Facing Human Wrongs:
Navigating paradoxes and complexities
of social and global change.
“All My Relations” Exercise
In this exercise, you are asked to connect four resources:
1) The secret language of trees, by Camille Defrenne and Suzanne Simard here.
2) Abuela Grilo, Ayoreo interpretation of the water wars in Bolivia here.
3) Bee Extinction: We’re saving the wrong bees here.
4) Too expensive to save? controversial news article here.
Dipping in questions for you to sit with:
What do the four resources have in common? How are they different?
How are the stories similar or different from what you were taught at school and by the media?
What would be an Indigenous view of interdependence? How is this view similar or different from mainstream views?
Why have Indigenous peoples views of interconnectedness been mostly perceived as “backward” by settler-colonial societies?
How did decision makers come to think about the value of other species in economic terms? Why is it problematic to think about saving only species that offer the best “economic returns on investments”?
Diving deeper questions:
Many Indigenous peoples consider the perceived separation between humans and nature (or separability) to be a trauma (like a wound). They consider it to create a deep sense of worthlessness in those whose lives are conditioned by it. This sense of worthlessness is then used to encourage us to seek social status and validation so that we can justify why we are worthy to be alive: we start to judge each other based on our economic value and social-economic status. This creates hierarchies of worth between individuals, between cultures and between us and other species.

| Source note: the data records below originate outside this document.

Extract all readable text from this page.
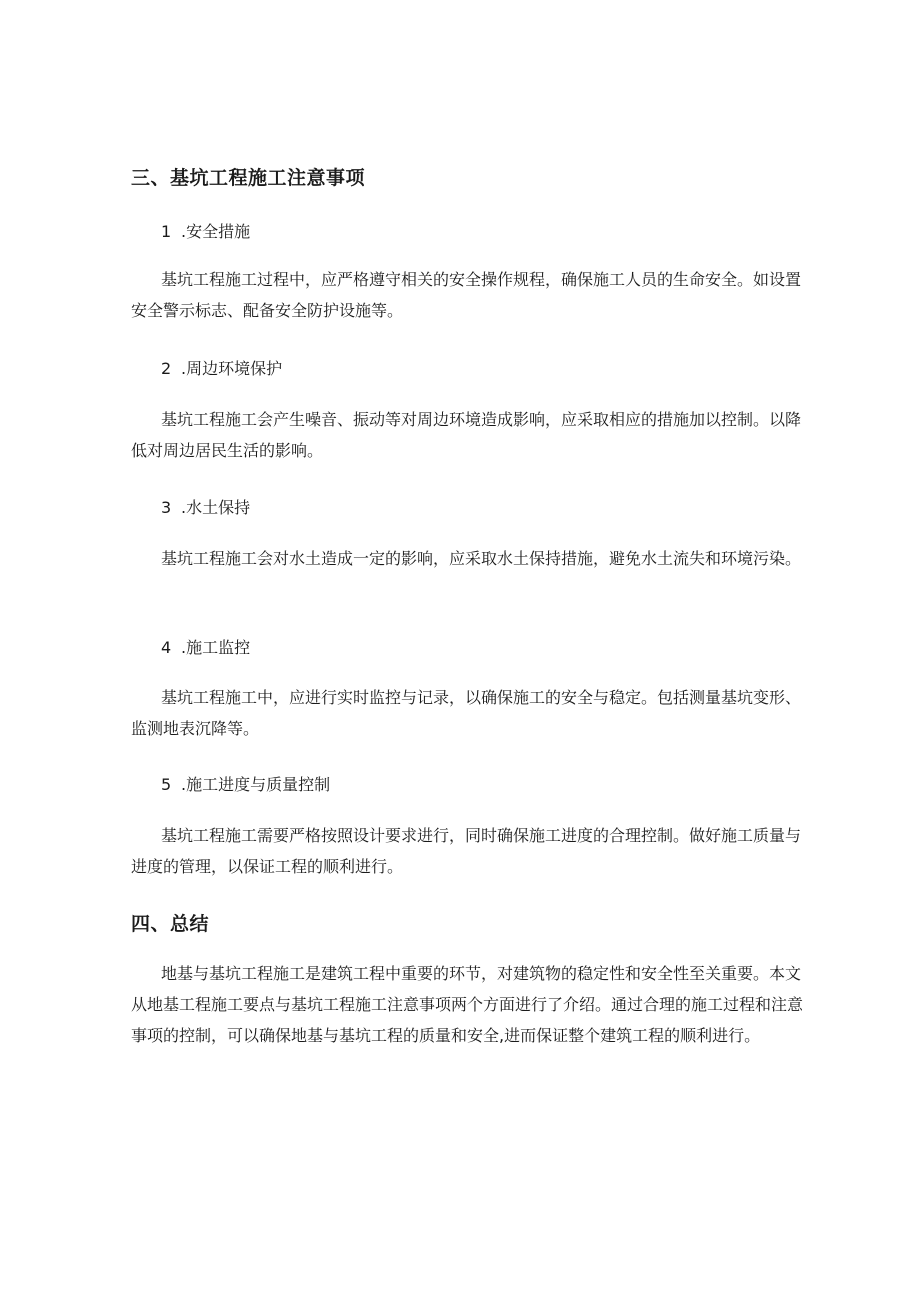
三、基坑工程施工注意事项
1 .安全措施
基坑工程施工过程中，应严格遵守相关的安全操作规程，确保施工人员的生命安全。如设置安全警示标志、配备安全防护设施等。
2 .周边环境保护
基坑工程施工会产生噪音、振动等对周边环境造成影响，应采取相应的措施加以控制。以降低对周边居民生活的影响。
3 .水土保持
基坑工程施工会对水土造成一定的影响，应采取水土保持措施，避免水土流失和环境污染。
4 .施工监控
基坑工程施工中，应进行实时监控与记录，以确保施工的安全与稳定。包括测量基坑变形、监测地表沉降等。
5 .施工进度与质量控制
基坑工程施工需要严格按照设计要求进行，同时确保施工进度的合理控制。做好施工质量与进度的管理，以保证工程的顺利进行。
四、总结
地基与基坑工程施工是建筑工程中重要的环节，对建筑物的稳定性和安全性至关重要。本文从地基工程施工要点与基坑工程施工注意事项两个方面进行了介绍。通过合理的施工过程和注意事项的控制，可以确保地基与基坑工程的质量和安全,进而保证整个建筑工程的顺利进行。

In order to find relief for the pain and anxiety of the trauma of separability and the deep sense of worthlessness (to compensate for these things), we feel a compulsion to consume things that give us temporary relief, pleasure and status. However, this feedback loop makes us numb both to our complicity in harm and to our responsibility to heal this trauma and to find a way to (co)exist differently in this planet, before we completely destroy the possibility of human life within it.
Consider this theory for a moment and sit with the questions below.
How has the separation between humans and nature affected your life? If we were all indeed traumatized by separability, what are your compensation mechanisms? What do you usually consume to avoid dealing with the pain of what is happening in the world (think about consumer goods, and also about knowledge, experiences, relationships that could be used to bypass the anxiety and help you focus on what is easier and more comfortable, for example restoring a sense of hope or focusing on easy solutions). Why is it difficult to sit with the trouble, the complexity and the pain?
How has the pain of separation affected your family and your family relations? Think about how your ancestors might have been in conflict with other cultures. What strategies do the people in your family use to not have to deal with collective pain?
How could you stop your family traumas from being passed down to future generations? How could we help ourselves to heal the collective wound of separability?